The third 787 to fly is actually the fourth aircraft built (ZA004), but Boeing says the twinjet "is needed more quickly" to collect data used for certification as well as for developing the 787-9. ZA004 made its 3h 4min maiden sortie on 24 February, reaching an altitude of 30,000ft (9,150m) and a speed of 255kt (470km/h).
The fully instrumented aircraft will be used for a flight-loads survey to compare windtunnel and computer modelling against actual loads seen in flight.
Boeing is advancing with testing on the 787-8 static airframe, and Pat Shanahan, vice-president of airplane programmes, says that all the internal authorisations to proceed with the ultimate load testing of the wing have been completed. Early tests that will eventually build toward ultimate loading of the wing, he adds, began on 8 February.
Along with the data gathered on the 150-plus hours accumulated during the first two months of 787 flight testing, Boeing has been able to hone its configuration for the 787-9. The 62.8m (206ft)-long 787-9 is 6.1m longer than its smaller stablemate, the 787-8, while maintaining the same 60.1m wingspan, and carries 379 litres (100USgal) less fuel. Deliveries of the 787-9 are due to begin to launch customer Air New Zealand at the end of 2013.
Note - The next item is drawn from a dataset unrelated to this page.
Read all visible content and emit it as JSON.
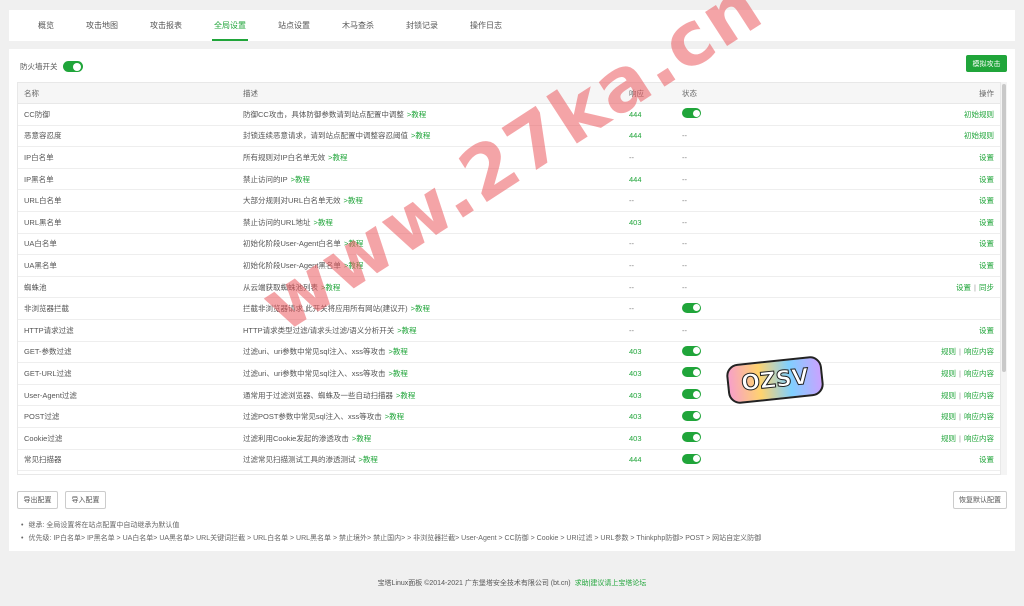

Despite being a heavier aircraft, with a similar-sized wing and slightly less fuel capacity, Boeing is aiming for greater payload and range for the 787-9. The aircraft will have a maximum take-off weight of 247,200kg (545,000lb) and a range of 14,800-15,750km (8,000-8,500nm) with 280 passengers in a three-class configuration.
"Through understanding the performance of the -8 and optimising the configuration" the company has "found a way to get the range and the extra payload", says Shanahan.